Of her own writing, Duffy has said, "I'm not interested, as a poet, in words like 'plash'—Seamus Heaney words, interesting words. I like to use simple words, but in a complicated way." She told
The Observer: "Like the sand and the oyster, it's a creative irritant. In each poem, I'm trying to reveal a truth, so it can't have a fictional beginning."

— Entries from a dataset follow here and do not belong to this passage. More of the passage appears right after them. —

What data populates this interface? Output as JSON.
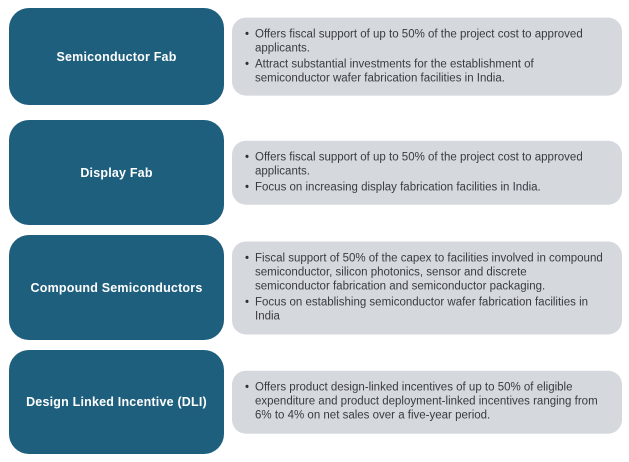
{
  "colors": {
    "label_box_background": "#1E5F7E",
    "detail_box_background": "#D5D8DC",
    "label_text": "#FFFFFF",
    "body_text": "#383B42",
    "page_background": "#FFFFFF"
  },
  "bullet_char": "•",
  "rows": [
    {
      "label": "Semiconductor Fab",
      "bullets": [
        "Offers fiscal support of up to 50% of the project cost to approved applicants.",
        "Attract substantial investments for the establishment of semiconductor wafer fabrication facilities in India."
      ]
    },
    {
      "label": "Display Fab",
      "bullets": [
        "Offers fiscal support of up to 50% of the project cost to approved applicants.",
        "Focus on increasing display fabrication facilities in India."
      ]
    },
    {
      "label": "Compound Semiconductors",
      "bullets": [
        "Fiscal support of 50% of the capex to facilities involved in compound semiconductor, silicon photonics, sensor and discrete semiconductor fabrication and semiconductor packaging.",
        "Focus on establishing semiconductor wafer fabrication facilities in India"
      ]
    },
    {
      "label": "Design Linked Incentive (DLI)",
      "bullets": [
        "Offers product design-linked incentives of up to 50% of eligible expenditure and product deployment-linked incentives ranging from 6% to 4% on net sales over a five-year period."
      ]
    }
  ]
}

Duffy rose to greater prominence in UK poetry circles after her poem "Whoever She Was" won the Poetry Society National Poetry Competition in 1983.In her first collection,
Standing Female Nude (1985), she uses the voices of outsiders, for example in the poems 'Education for Leisure' and 'Dear Norman'. Her next collection
Feminine Gospels (2002) continues this vein, showing an increased interest in long narrative poems, accessible in style and often surreal in their imagery. Her 2005 publication,
Rapture (2005), is a series of intimate poems charting the course of a love affair, for which she won the £10,000 T.S. Eliot Prize. In 2007, she published
The Hat, a collection of poems for children. Online copies of her poems are rare, but her poem dedicated to U A Fanthorpe,
Premonitions, is available through
The Guardian, and several others via
The Daily Mirror.
In schools
Her poems are studied in British schools at GCSE, A-level, and Higher levels. In August 2008, her
Education for Leisure, a poem about violence, was removed from the AQA examination board's GCSE poetry anthology, following a complaint about its references to knife crime and a goldfish being flushed down a toilet. The poem begins, "Today I am going to kill something. Anything./I have had enough of being ignored and today/I am going to play God." The protagonist kills a fly, then a goldfish. The budgie panics and the cat hides. It ends with him, or her, leaving the house with a knife. "The pavements glitter suddenly. I touch your arm."
According to
The Guardian, schools were urged to destroy copies of the unedited anthology. Duffy called the decision ridiculous. "It's an anti-violence poem," she said. "It is a plea for education rather than violence." She responded with
Mrs Schofield's GCSE, a poem about violence in other fiction, and the point of it. "Explain how poetry/pursues the human like the smitten moon/above the weeping, laughing earth ..." The Mrs. Schofield of the title refers to Pat Schofield, an external examiner at Lutterworth College, Leicestershire, who complained about
Education for Leisure, calling it "absolutely horrendous".
Plays and songs
Duffy is also a playwright, and has had plays performed at the Liverpool Playhouse and the Almeida Theatre in London. Her plays include
Take My Husband (1982),
Cavern of Dreams (1984),
Little Women, Big Boys (1986)
Loss (1986),
Casanova (2007). Her radio credits include an adaptation of
Rapture. Her children's collections include
Meeting Midnight (1999) and
The Oldest Girl in the World (2000). She also collaborated with the Manchester composer, Sasha Johnson Manning, on
The Manchester Carols, a series of Christmas songs that premiered in Manchester Cathedral in 2007.